Veterans mark Remembrance Sunday

Written By Unknown on Minggu, 10 November 2013 | 15.36

10 November 2013 Last updated at 02:25 ET Nick HighamBy Nick Higham BBC News

More than 10,000 military veterans and civilians will march past the Cenotaph later to mark Remembrance Sunday.

For the first time, their number will include representatives of a World War Two unit known as "Churchill's Secret Army".

The Queen will lead the nation's commemorations from Whitehall.

A two-minute silence will be observed by military veterans and senior officers, political and religious leaders and Commonwealth dignitaries.

German invasion

The marchers will set off down Whitehall in London after the silence and the wreath laying ceremony. And services will take place across the UK at war memorials, as well as in other Commonwealth countries and at military bases abroad.

Kerry Ashworth, whose son James was killed in Afghanistan last year and posthumously awarded the Victoria Cross for bravery, said it was a very special day.

"The job that they do is so hard and so tough and when somebody loses their life, it's just one little thing that you can do just to remember them for a few minutes."

The marchers have been assembled under the auspices of the Royal British Legion and will be headed by representatives of the Britain's war widows, former Gurkha soldiers and West Indian servicemen and women.

The biggest single contingent, 500 strong, will represent the British Korea Veterans Association: 2013 is the 60th anniversary of the armistice which ended the three-year Korean War, in which 100,000 British soldiers, sailors and airmen served, many of them national service conscripts, and in which more than 1,000 died.

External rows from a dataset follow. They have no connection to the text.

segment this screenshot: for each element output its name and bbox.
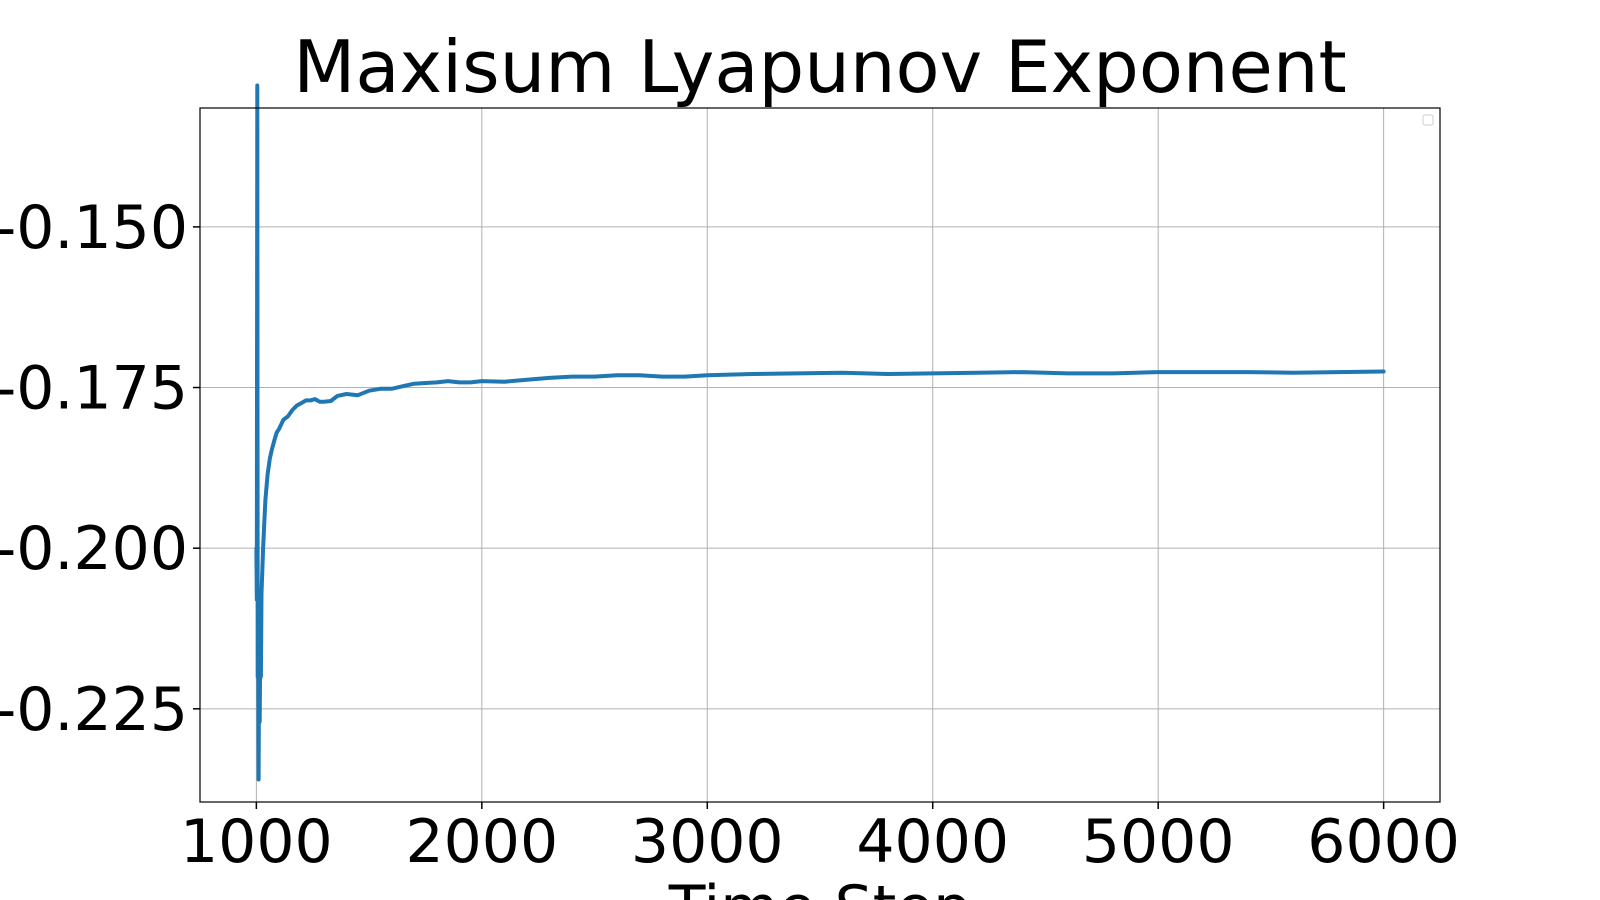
series-line (254, 83, 1386, 782)
y-tick-label: -0.200 (0, 514, 188, 584)
axis-ticks: 1000 2000 3000 4000 5000 6000 -0.150 -0.175 -0.2… (0, 193, 1460, 877)
x-tick-label: 5000 (1082, 807, 1235, 877)
chart-title: Maxisum Lyapunov Exponent (293, 25, 1346, 109)
plot-frame (199, 107, 1441, 803)
grid-lines (200, 108, 1440, 802)
x-tick-label: 4000 (856, 807, 1009, 877)
y-tick-label: -0.175 (0, 354, 188, 424)
x-tick-label: 1000 (180, 807, 333, 877)
legend-box (1422, 114, 1434, 126)
x-tick-label: 2000 (405, 807, 558, 877)
x-tick-label: 6000 (1307, 807, 1460, 877)
y-tick-label: -0.150 (0, 193, 188, 263)
y-tick-label: -0.225 (0, 675, 188, 745)
series-layer (254, 83, 1386, 782)
x-tick-label: 3000 (631, 807, 784, 877)
x-axis-label: Time Step (668, 873, 972, 900)
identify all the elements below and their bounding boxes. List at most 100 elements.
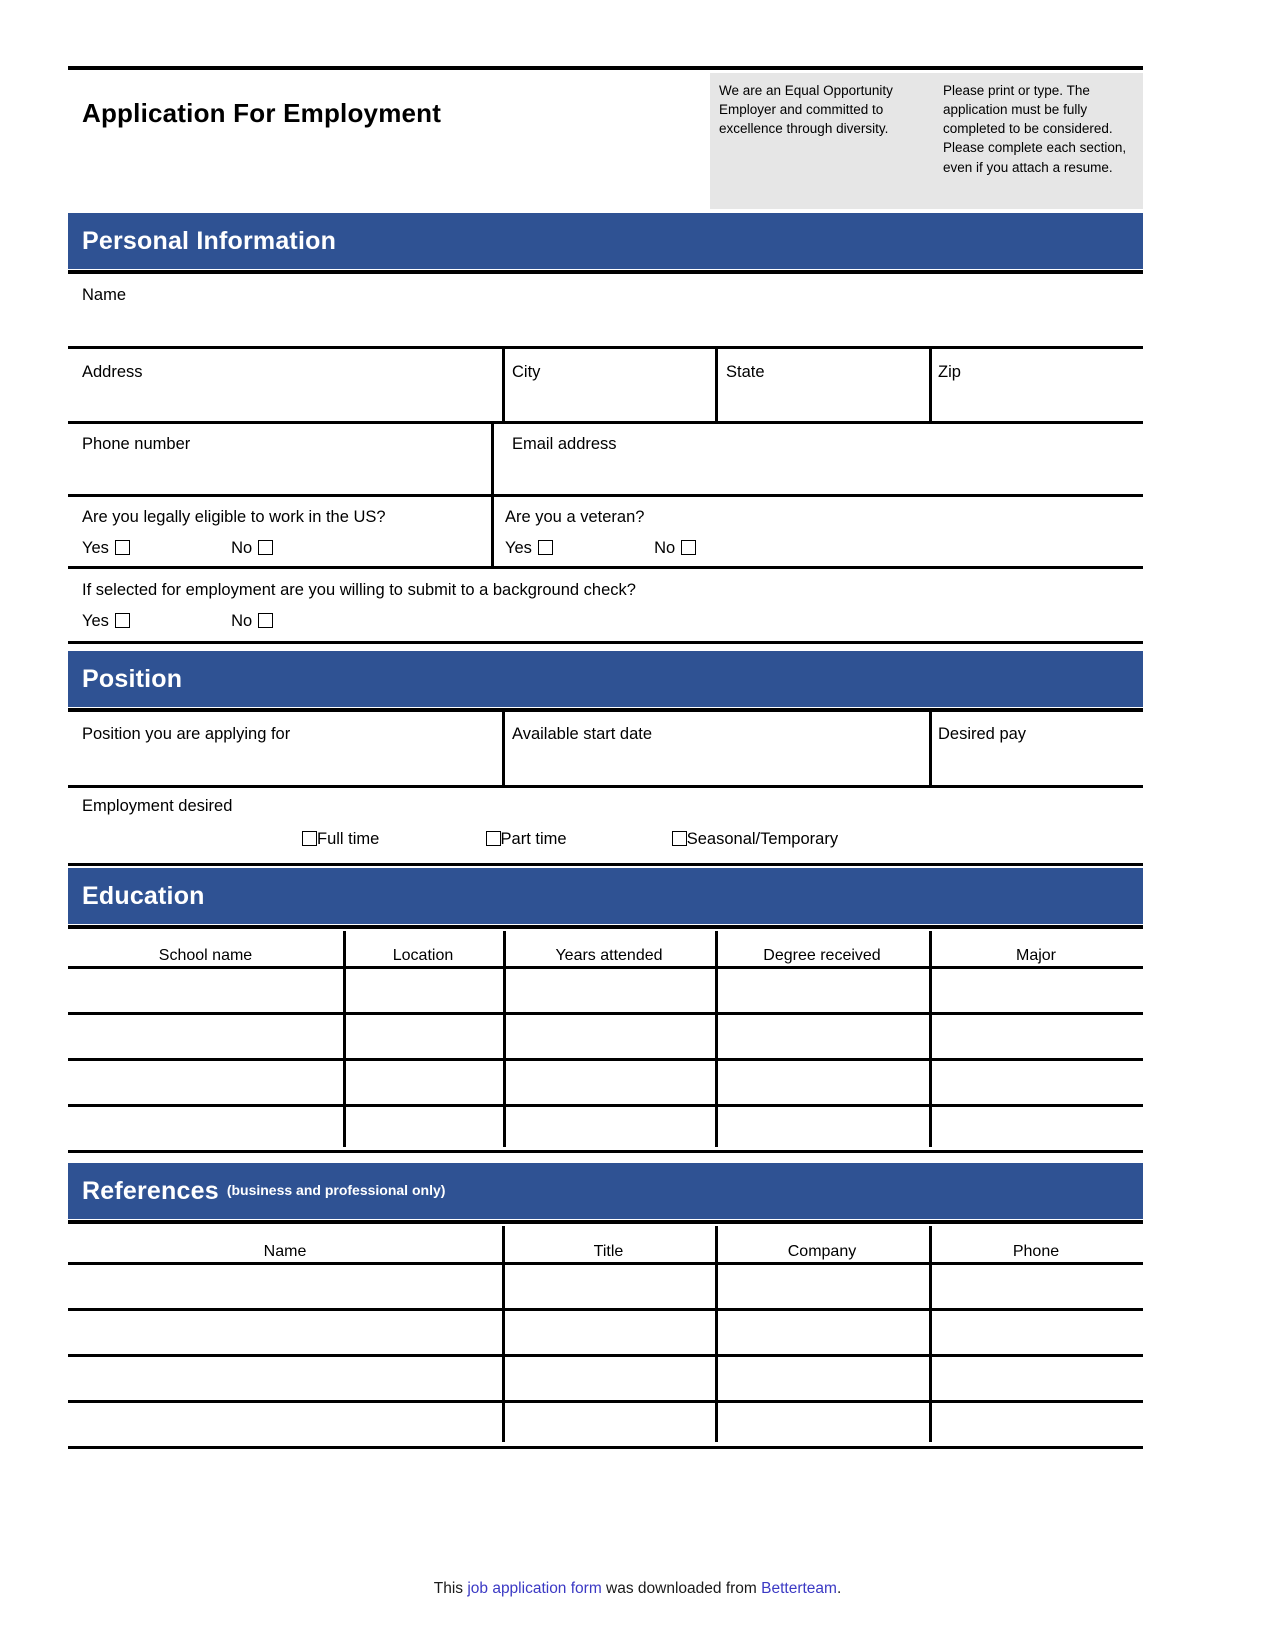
label-desired-pay: Desired pay: [938, 725, 1027, 743]
references-rule-row3: [68, 1400, 1143, 1403]
label-position-applying-for: Position you are applying for: [82, 725, 291, 743]
employment-type-group[interactable]: Full time Part time Seasonal/Temporary: [302, 830, 838, 849]
eligible-yes-checkbox[interactable]: [114, 540, 130, 555]
part-time-label: Part time: [500, 830, 567, 848]
divider-state-zip: [929, 349, 932, 422]
label-state: State: [726, 363, 765, 381]
instructions-box: Please print or type. The application mu…: [934, 73, 1143, 209]
section-title-personal: Personal Information: [82, 226, 337, 255]
education-divider-4: [929, 931, 932, 1147]
footer-text-2: was downloaded from: [601, 1580, 762, 1597]
label-eligible-question: Are you legally eligible to work in the …: [82, 508, 386, 526]
footer-text-3: .: [836, 1580, 842, 1597]
eligible-no-label: No: [231, 539, 253, 557]
divider-city-state: [715, 349, 718, 422]
education-col-degree-received: Degree received: [763, 947, 881, 964]
header-top-rule: [68, 66, 1143, 70]
form-header: Application For Employment We are an Equ…: [68, 66, 1143, 211]
table-row[interactable]: [68, 1265, 1143, 1308]
eeo-notice-box: We are an Equal Opportunity Employer and…: [710, 73, 934, 209]
seasonal-temporary-checkbox[interactable]: [671, 831, 687, 846]
full-time-checkbox[interactable]: [302, 831, 317, 846]
rule-below-background: [68, 641, 1143, 644]
veteran-yes-checkbox[interactable]: [537, 540, 553, 555]
education-rule-row2: [68, 1058, 1143, 1061]
table-row[interactable]: [68, 1357, 1143, 1400]
references-rule-row1: [68, 1308, 1143, 1311]
label-employment-desired: Employment desired: [82, 797, 233, 815]
rule-below-address: [68, 421, 1143, 424]
section-header-education: Education: [68, 868, 1143, 929]
veteran-no-checkbox[interactable]: [681, 540, 697, 555]
section-header-references: References (business and professional on…: [68, 1163, 1143, 1224]
table-row[interactable]: [68, 1061, 1143, 1104]
table-row[interactable]: [68, 1311, 1143, 1354]
background-no-checkbox[interactable]: [258, 613, 274, 628]
education-col-school-name: School name: [158, 947, 253, 964]
label-veteran-question: Are you a veteran?: [505, 508, 645, 526]
education-rule-header: [68, 966, 1143, 969]
eligible-no-checkbox[interactable]: [258, 540, 274, 555]
label-city: City: [512, 363, 541, 381]
table-row[interactable]: [68, 1015, 1143, 1058]
references-col-company: Company: [787, 1243, 857, 1260]
education-col-years-attended: Years attended: [555, 947, 663, 964]
education-col-location: Location: [392, 947, 454, 964]
label-name: Name: [82, 286, 127, 304]
references-divider-2: [715, 1226, 718, 1442]
education-rule-row1: [68, 1012, 1143, 1015]
label-zip: Zip: [938, 363, 961, 381]
references-col-title: Title: [593, 1243, 624, 1260]
veteran-answer-group[interactable]: Yes No: [505, 539, 697, 558]
label-phone-number: Phone number: [82, 435, 191, 453]
divider-phone-email: [491, 424, 494, 496]
education-col-major: Major: [1015, 947, 1056, 964]
page-title: Application For Employment: [82, 98, 442, 128]
footer-attribution: This job application form was downloaded…: [0, 1580, 1275, 1598]
references-rule-header: [68, 1262, 1143, 1265]
section-title-references: References: [82, 1176, 219, 1205]
education-divider-3: [715, 931, 718, 1147]
rule-below-employment-desired: [68, 863, 1143, 866]
background-yes-label: Yes: [82, 612, 109, 630]
table-row[interactable]: [68, 969, 1143, 1012]
label-available-start-date: Available start date: [512, 725, 653, 743]
veteran-yes-label: Yes: [505, 539, 532, 557]
table-row[interactable]: [68, 1107, 1143, 1150]
divider-eligible-veteran: [491, 497, 494, 568]
rule-below-name: [68, 346, 1143, 349]
section-subtitle-references: (business and professional only): [226, 1182, 446, 1198]
background-answer-group[interactable]: Yes No: [82, 612, 274, 631]
education-divider-1: [343, 931, 346, 1147]
rule-below-eligibility: [68, 566, 1143, 569]
betterteam-link[interactable]: Betterteam: [761, 1580, 837, 1597]
background-no-label: No: [231, 612, 253, 630]
references-divider-3: [929, 1226, 932, 1442]
veteran-no-label: No: [654, 539, 676, 557]
section-header-personal-information: Personal Information: [68, 213, 1143, 274]
references-rule-row4: [68, 1446, 1143, 1449]
part-time-checkbox[interactable]: [485, 831, 501, 846]
label-address: Address: [82, 363, 143, 381]
eligible-answer-group[interactable]: Yes No: [82, 539, 274, 558]
references-rule-row2: [68, 1354, 1143, 1357]
references-col-name: Name: [263, 1243, 307, 1260]
full-time-label: Full time: [317, 830, 380, 848]
education-rule-row3: [68, 1104, 1143, 1107]
label-email-address: Email address: [512, 435, 617, 453]
rule-below-position-row: [68, 785, 1143, 788]
table-row[interactable]: [68, 1403, 1143, 1446]
job-application-form-link[interactable]: job application form: [467, 1580, 602, 1597]
eligible-yes-label: Yes: [82, 539, 109, 557]
divider-address-city: [502, 349, 505, 422]
background-yes-checkbox[interactable]: [114, 613, 130, 628]
education-rule-row4: [68, 1150, 1143, 1153]
section-header-position: Position: [68, 651, 1143, 712]
section-title-education: Education: [82, 881, 205, 910]
divider-startdate-pay: [929, 712, 932, 786]
label-background-question: If selected for employment are you willi…: [82, 581, 636, 599]
footer-text-1: This: [433, 1580, 468, 1597]
section-title-position: Position: [82, 664, 183, 693]
references-divider-1: [502, 1226, 505, 1442]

There will also be nearly 200 members of the South Atlantic Medal Association, representing Falklands veterans, as well as members of associations for veterans of the Suez invasion, the conflict in Aden and two Gulf Wars.

Among groups marching for the first time this year will be 41 members of the British Resistance Movement.

Known as Churchill's Secret Army or the Coleshill Auxiliaries (from the village in Oxfordshire where they trained), they were volunteer fighters charged with going underground to continue the fight in the event of a German invasion of Britain in World War Two.

Tin Hats

The contingents on parade include former members of Popski's Private Army, a special forces unit which fought in North Africa and Italy during World War Two.

Members of the Memorable Order of Tin Hats, an organisation for South African servicemen, will be included.

They will be joined by the British Nuclear Test Veterans Association and the Malayan Volunteers Group; civilian residents of Malaya and Singapore who joined up locally to fight the Japanese in 1940.

Blesma, the British Limbless Ex-Service Men's Association, and Combat Stress, which helps those struggling with post-traumatic stress disorder, will both be represented.

And the Shot at Dawn Pardons Campaign will be present. Its members won posthumous pardons for more than 300 British solders executed during World War One for desertion.

But some of the 219 contingents are a fraction of their size in former years: only six members of the Normandy Veterans Association and eight members of Far East Prisoners of War will be marching, a reminder of how few today remain with first-hand experience of World War Two.

The marching veterans will be preceded by serving members of the armed forces, including a largely female contingent representing the RAF.